The Time Machine
The vivid imagination of science-fiction author H.G. Wells explodes onto the screen in this remake of a 1960 movie based on his 100-year-old novel. Directed by the author’s great grandson, Simon Wells, “The Time Machine” spins the tale of time traveler Alexander Hartdegen (Guy Pearce). In the early 1900s, the eccentric science professor creates an elaborate machine capable of traveling back in time or forward into the future.

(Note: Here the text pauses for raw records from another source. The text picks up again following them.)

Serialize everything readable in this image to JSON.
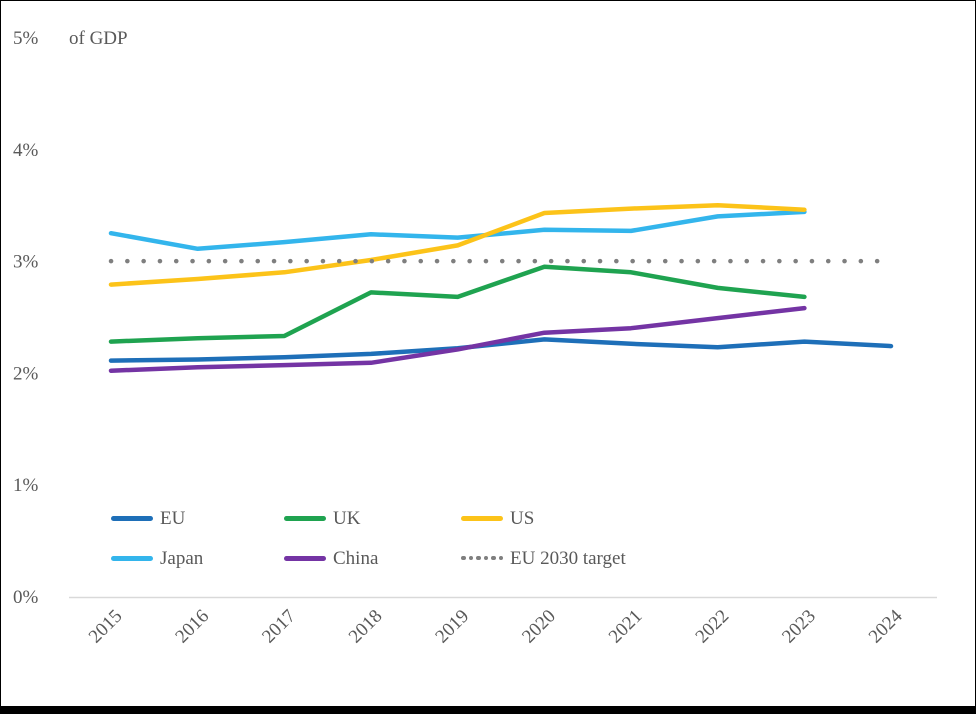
{
  "page": {
    "background": "#ffffff",
    "text_color": "#595959",
    "axis_line_color": "#D9D9D9",
    "bottom_bar_color": "#000000"
  },
  "chart_data": {
    "type": "line",
    "title": "of GDP",
    "xlabel": "",
    "ylabel": "of GDP",
    "ylim": [
      0,
      5
    ],
    "grid": "none",
    "yticks": [
      "0%",
      "1%",
      "2%",
      "3%",
      "4%",
      "5%"
    ],
    "categories": [
      "2015",
      "2016",
      "2017",
      "2018",
      "2019",
      "2020",
      "2021",
      "2022",
      "2023",
      "2024"
    ],
    "series": [
      {
        "name": "Japan",
        "color": "#33B5EC",
        "style": "solid",
        "values": [
          3.25,
          3.11,
          3.17,
          3.24,
          3.21,
          3.28,
          3.27,
          3.4,
          3.44
        ]
      },
      {
        "name": "US",
        "color": "#FCC319",
        "style": "solid",
        "values": [
          2.79,
          2.84,
          2.9,
          3.01,
          3.14,
          3.43,
          3.47,
          3.5,
          3.46
        ]
      },
      {
        "name": "UK",
        "color": "#1FA350",
        "style": "solid",
        "values": [
          2.28,
          2.31,
          2.33,
          2.72,
          2.68,
          2.95,
          2.9,
          2.76,
          2.68
        ]
      },
      {
        "name": "EU",
        "color": "#1E6FB8",
        "style": "solid",
        "values": [
          2.11,
          2.12,
          2.14,
          2.17,
          2.22,
          2.3,
          2.26,
          2.23,
          2.28,
          2.24
        ]
      },
      {
        "name": "China",
        "color": "#7434A4",
        "style": "solid",
        "values": [
          2.02,
          2.05,
          2.07,
          2.09,
          2.21,
          2.36,
          2.4,
          2.49,
          2.58
        ]
      },
      {
        "name": "EU 2030 target",
        "color": "#7F7F7F",
        "style": "dotted",
        "values": [
          3.0,
          3.0,
          3.0,
          3.0,
          3.0,
          3.0,
          3.0,
          3.0,
          3.0,
          3.0
        ]
      }
    ],
    "legend": {
      "position": "inside-bottom",
      "rows": [
        [
          "EU",
          "UK",
          "US"
        ],
        [
          "Japan",
          "China",
          "EU 2030 target"
        ]
      ]
    }
  }
}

After his effort to alter past events fails, Alexander speeds forward to a computerized, futuristic world in 2030, but his final destination finds him 800,000 years into the future. There he discovers a natural, primitive Garden of Eden-like paradise, occupied by people called Eloi, where he meets beautiful Mara (Samantha Mumba) and her young brother Kalen (Omero Mumba). Suddenly, “The Time Machine” becomes a horror film as the cannibalistic Morlocks, who live below ground, attack the gentle Elois. Non-stop action ensues as Alexander fights back to save the captured Mara and Kalen. Having failed in the past, can Alexander change the future? Outstanding special effects create images that will both thrill and terrify audiences and fans of science fiction.

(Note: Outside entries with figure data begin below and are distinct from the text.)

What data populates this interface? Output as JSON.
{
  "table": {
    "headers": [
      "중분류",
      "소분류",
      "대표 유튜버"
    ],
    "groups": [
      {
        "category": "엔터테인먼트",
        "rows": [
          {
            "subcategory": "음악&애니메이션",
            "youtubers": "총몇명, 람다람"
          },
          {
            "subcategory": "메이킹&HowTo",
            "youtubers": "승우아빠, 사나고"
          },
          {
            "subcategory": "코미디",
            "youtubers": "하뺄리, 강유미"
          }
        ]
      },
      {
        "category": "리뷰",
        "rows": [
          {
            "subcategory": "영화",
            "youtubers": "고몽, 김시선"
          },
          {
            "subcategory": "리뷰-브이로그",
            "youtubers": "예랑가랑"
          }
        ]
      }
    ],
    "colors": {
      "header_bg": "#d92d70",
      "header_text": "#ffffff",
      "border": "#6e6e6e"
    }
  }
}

As the ground seems to spew them out, the hideous, apelike Morlocks suddenly appear, grabbing some of the passive Elois. Ruled by Uber-Morlock (Jeremy Irons), the personification of evil, the Morlocks will put some of the captured women in cages to be used as breeding vessels, but most of the sheep-like Elois become food for the subterranean monsters. Mara explains to Hartdegen that because of the Morlocks, her people never look back on the past or forward to any future, giving life no meaning. Now that’s scary!

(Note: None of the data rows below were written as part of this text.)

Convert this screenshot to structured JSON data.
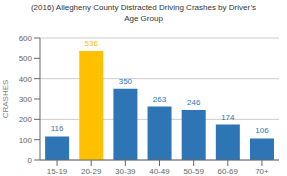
{
  "chart_data": {
    "type": "bar",
    "title": "(2016) Allegheny County Distracted Driving Crashes by Driver’s\nAge Group",
    "categories": [
      "15-19",
      "20-29",
      "30-39",
      "40-49",
      "50-59",
      "60-69",
      "70+"
    ],
    "values": [
      116,
      536,
      350,
      263,
      246,
      174,
      106
    ],
    "colors": [
      "#2e75b6",
      "#ffc000",
      "#2e75b6",
      "#2e75b6",
      "#2e75b6",
      "#2e75b6",
      "#2e75b6"
    ],
    "ylabel": "CRASHES",
    "ylim": [
      0,
      600
    ],
    "yticks": [
      0,
      100,
      200,
      300,
      400,
      500,
      600
    ],
    "grid": true,
    "data_labels": true
  }
}
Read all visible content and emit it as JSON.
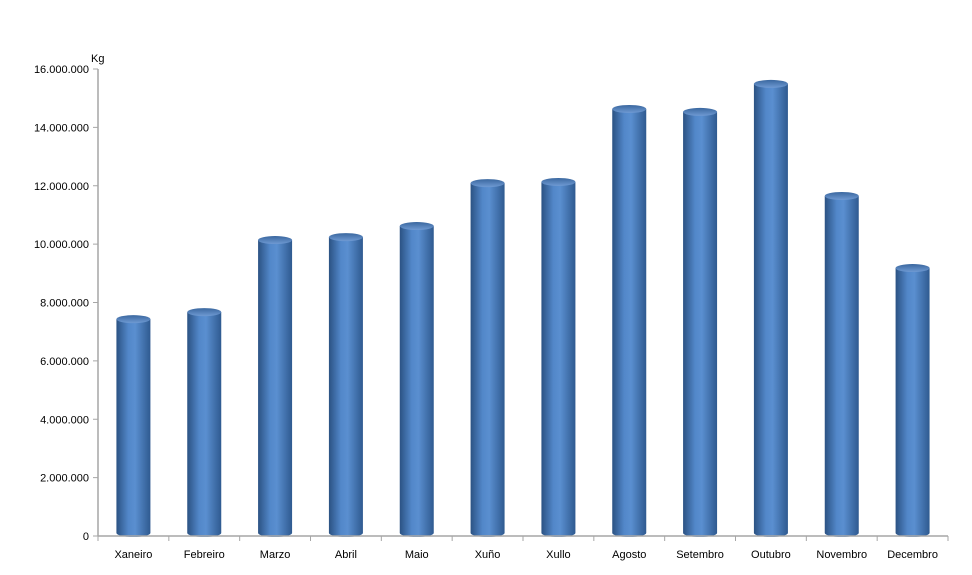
{
  "chart_data": {
    "type": "bar",
    "style": "3d-cylinder",
    "title": "",
    "xlabel": "",
    "ylabel": "Kg",
    "ylim": [
      0,
      16000000
    ],
    "yticks": [
      0,
      2000000,
      4000000,
      6000000,
      8000000,
      10000000,
      12000000,
      14000000,
      16000000
    ],
    "ytick_labels": [
      "0",
      "2.000.000",
      "4.000.000",
      "6.000.000",
      "8.000.000",
      "10.000.000",
      "12.000.000",
      "14.000.000",
      "16.000.000"
    ],
    "categories": [
      "Xaneiro",
      "Febreiro",
      "Marzo",
      "Abril",
      "Maio",
      "Xuño",
      "Xullo",
      "Agosto",
      "Setembro",
      "Outubro",
      "Novembro",
      "Decembro"
    ],
    "values": [
      7430000,
      7670000,
      10140000,
      10240000,
      10620000,
      12090000,
      12130000,
      14630000,
      14530000,
      15490000,
      11650000,
      9180000
    ],
    "grid": false,
    "legend": "none",
    "colors": {
      "bar": "#4a7dbf",
      "bar_dark": "#2b5283",
      "bar_light": "#6f9ad3",
      "axis": "#a6a6a6"
    }
  }
}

The contrasting lives of the Elois and the Morlocks, like evolution theory taken to the extreme, find the stronger Morlocks eventually surviving alone. In his travels, Alexander learns the civilized world he lived in, fell apart in 2037, when the moon disintegrated. “The Time Machine” has no sexual content, however, a few mild crudities and one exclamatory profanity slightly mar the dialogue. The story is pure science fiction and not intended to be taken as real, but some of the violent scenes are certainly not appropriate for young children. However, its bleak view of a Godless universe will, hopefully, make viewers thankful for the reality of God’s faithfulness and many blessings.